Der Auftrag
Es war der sechste Mond diesen Jahres. Er schien heute Nacht besonders hell. Die Bar befand sich im 425. Stockwerk eines riesigen Bankgebäudes, 358m über dem Boden. Man konnte meilenweit über die endlosen Lichter der nie schlafenden Stadt sehen. Mit dem Aufzug dauerte es ca. eine Minute bis man oben war. Die Bässe konnte man allerdings schon nach 45 Sekunden hören. Der rote Samtteppich dämpfte die Stimmung ungemein, positiv aber. Es war sehr entspannt. Die Kellnerinnen die aufgrund ihrer genetischen Anpassung annähernd über den Boden glitten, brachten volle und leere Gläser zu den Tischen, an denen sich die Reichen und Erhabenen der kompletten erschlossenen Milchstraße niedergelassen hatten. Ein stetiger Rhythmus. Fast schon pulsierend.
Er ging langsamen Schrittes zu dem äußersten Tisch. Aufgrund der großen, fluoreszierenden Farne, entstanden in den exotischsten Biotopen, war dieser fast nicht zu sehen.

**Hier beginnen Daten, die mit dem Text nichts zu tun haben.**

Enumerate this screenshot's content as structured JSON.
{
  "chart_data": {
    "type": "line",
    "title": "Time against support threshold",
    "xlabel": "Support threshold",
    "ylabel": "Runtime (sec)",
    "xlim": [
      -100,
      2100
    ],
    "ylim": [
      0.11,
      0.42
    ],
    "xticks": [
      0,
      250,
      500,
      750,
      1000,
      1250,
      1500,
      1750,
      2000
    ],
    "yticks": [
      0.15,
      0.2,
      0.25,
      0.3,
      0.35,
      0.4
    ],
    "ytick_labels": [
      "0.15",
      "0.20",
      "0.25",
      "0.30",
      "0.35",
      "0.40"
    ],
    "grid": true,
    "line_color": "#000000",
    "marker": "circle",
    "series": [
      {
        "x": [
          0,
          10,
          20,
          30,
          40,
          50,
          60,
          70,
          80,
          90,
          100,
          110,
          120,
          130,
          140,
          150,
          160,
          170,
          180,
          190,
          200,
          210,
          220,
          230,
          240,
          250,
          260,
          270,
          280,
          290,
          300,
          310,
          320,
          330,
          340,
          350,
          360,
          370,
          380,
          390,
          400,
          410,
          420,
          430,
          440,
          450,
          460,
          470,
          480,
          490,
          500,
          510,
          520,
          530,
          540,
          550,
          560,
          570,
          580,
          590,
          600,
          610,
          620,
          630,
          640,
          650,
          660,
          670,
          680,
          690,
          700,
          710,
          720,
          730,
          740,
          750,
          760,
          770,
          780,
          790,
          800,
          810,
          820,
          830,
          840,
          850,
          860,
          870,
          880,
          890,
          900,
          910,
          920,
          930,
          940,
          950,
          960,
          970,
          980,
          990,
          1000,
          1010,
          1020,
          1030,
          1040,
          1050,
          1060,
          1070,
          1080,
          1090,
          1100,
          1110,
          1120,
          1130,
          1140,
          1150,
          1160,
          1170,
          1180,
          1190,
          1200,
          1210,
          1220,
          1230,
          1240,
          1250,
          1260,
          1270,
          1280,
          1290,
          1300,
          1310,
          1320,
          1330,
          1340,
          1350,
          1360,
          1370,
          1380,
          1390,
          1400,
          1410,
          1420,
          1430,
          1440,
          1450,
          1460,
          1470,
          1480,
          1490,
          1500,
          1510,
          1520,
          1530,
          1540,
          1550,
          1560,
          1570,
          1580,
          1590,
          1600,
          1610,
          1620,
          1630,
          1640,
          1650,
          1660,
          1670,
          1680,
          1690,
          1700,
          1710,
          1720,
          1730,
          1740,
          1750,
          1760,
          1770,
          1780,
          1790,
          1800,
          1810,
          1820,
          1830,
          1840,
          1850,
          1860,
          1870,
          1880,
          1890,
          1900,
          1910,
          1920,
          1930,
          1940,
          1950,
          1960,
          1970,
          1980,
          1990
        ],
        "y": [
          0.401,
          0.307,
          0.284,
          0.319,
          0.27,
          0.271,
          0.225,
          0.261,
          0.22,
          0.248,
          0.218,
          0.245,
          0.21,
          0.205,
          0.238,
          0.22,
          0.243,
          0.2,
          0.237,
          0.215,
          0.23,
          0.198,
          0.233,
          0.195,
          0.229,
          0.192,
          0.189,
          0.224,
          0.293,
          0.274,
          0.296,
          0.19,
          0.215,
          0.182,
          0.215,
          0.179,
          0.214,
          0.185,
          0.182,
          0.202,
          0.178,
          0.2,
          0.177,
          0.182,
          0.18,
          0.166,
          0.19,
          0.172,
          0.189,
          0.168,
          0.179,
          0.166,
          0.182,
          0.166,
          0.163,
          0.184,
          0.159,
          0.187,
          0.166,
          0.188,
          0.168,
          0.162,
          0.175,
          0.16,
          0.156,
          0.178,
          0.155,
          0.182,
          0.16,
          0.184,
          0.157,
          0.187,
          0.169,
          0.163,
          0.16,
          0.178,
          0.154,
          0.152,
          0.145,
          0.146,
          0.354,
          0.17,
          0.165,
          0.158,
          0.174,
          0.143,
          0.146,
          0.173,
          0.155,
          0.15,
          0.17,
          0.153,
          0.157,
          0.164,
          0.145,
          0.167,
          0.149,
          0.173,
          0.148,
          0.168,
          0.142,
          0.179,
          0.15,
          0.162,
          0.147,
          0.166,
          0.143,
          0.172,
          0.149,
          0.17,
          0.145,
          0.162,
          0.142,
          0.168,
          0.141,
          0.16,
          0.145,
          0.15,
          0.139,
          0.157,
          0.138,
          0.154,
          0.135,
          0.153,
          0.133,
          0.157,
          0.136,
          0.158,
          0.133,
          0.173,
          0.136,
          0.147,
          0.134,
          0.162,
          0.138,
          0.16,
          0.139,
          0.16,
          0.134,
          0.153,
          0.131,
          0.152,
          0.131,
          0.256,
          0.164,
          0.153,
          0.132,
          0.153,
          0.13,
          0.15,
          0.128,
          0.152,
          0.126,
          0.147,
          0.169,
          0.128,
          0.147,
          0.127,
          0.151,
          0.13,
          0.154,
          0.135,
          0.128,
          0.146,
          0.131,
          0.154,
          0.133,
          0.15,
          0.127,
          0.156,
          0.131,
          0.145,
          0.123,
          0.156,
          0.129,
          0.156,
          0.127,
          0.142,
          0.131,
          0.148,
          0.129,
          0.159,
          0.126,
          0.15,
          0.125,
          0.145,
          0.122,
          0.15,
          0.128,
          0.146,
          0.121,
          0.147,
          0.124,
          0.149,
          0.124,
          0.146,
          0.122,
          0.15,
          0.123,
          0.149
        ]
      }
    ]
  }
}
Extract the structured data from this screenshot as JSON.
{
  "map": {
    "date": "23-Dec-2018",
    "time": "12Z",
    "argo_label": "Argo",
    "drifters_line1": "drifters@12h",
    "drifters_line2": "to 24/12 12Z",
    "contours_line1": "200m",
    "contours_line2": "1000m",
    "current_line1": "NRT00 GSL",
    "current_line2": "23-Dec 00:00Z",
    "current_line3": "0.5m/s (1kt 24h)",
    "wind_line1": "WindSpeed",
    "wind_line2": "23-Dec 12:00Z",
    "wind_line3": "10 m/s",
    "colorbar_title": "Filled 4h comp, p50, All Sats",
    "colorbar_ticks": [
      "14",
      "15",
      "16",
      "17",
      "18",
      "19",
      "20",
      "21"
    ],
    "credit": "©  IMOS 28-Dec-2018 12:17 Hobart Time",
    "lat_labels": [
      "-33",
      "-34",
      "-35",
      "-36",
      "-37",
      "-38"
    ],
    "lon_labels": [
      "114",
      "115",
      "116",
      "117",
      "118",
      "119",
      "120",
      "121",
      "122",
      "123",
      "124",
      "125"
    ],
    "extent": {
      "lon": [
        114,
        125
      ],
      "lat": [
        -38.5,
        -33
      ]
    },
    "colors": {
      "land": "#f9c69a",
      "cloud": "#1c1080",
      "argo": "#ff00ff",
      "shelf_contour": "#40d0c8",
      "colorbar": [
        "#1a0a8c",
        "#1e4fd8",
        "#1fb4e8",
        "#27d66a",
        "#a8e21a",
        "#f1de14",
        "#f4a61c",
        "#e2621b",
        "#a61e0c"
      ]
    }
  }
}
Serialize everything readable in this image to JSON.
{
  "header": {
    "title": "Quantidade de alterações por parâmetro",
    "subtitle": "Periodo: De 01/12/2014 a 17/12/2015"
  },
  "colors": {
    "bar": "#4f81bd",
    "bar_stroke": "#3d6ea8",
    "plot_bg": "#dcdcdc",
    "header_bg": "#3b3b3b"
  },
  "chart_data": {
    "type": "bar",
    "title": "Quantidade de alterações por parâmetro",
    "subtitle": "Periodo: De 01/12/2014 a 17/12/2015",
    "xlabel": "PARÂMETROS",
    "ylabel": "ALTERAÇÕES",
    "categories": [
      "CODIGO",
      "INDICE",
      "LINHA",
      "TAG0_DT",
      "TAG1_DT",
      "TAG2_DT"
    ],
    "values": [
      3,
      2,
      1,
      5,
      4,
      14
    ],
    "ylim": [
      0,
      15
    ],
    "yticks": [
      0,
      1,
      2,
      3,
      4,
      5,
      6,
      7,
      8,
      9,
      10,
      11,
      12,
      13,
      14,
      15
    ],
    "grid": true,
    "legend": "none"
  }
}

Nur wenige beachteten ihn, sie waren viel zu sehr damit beschäftigt, sich ihre Erinnerungen wegzutrinken, zu rauchen, oder sonst wie Rauschmittel in ihre Körper zu füllen. Was innerhalb der letzten 24 Stunden passiert war, war nicht leicht zu verkraften. Es würde sich viel ändern in nächster Zeit. Wer wusste schon wann wieder Zeit zum Berauschen sein würde?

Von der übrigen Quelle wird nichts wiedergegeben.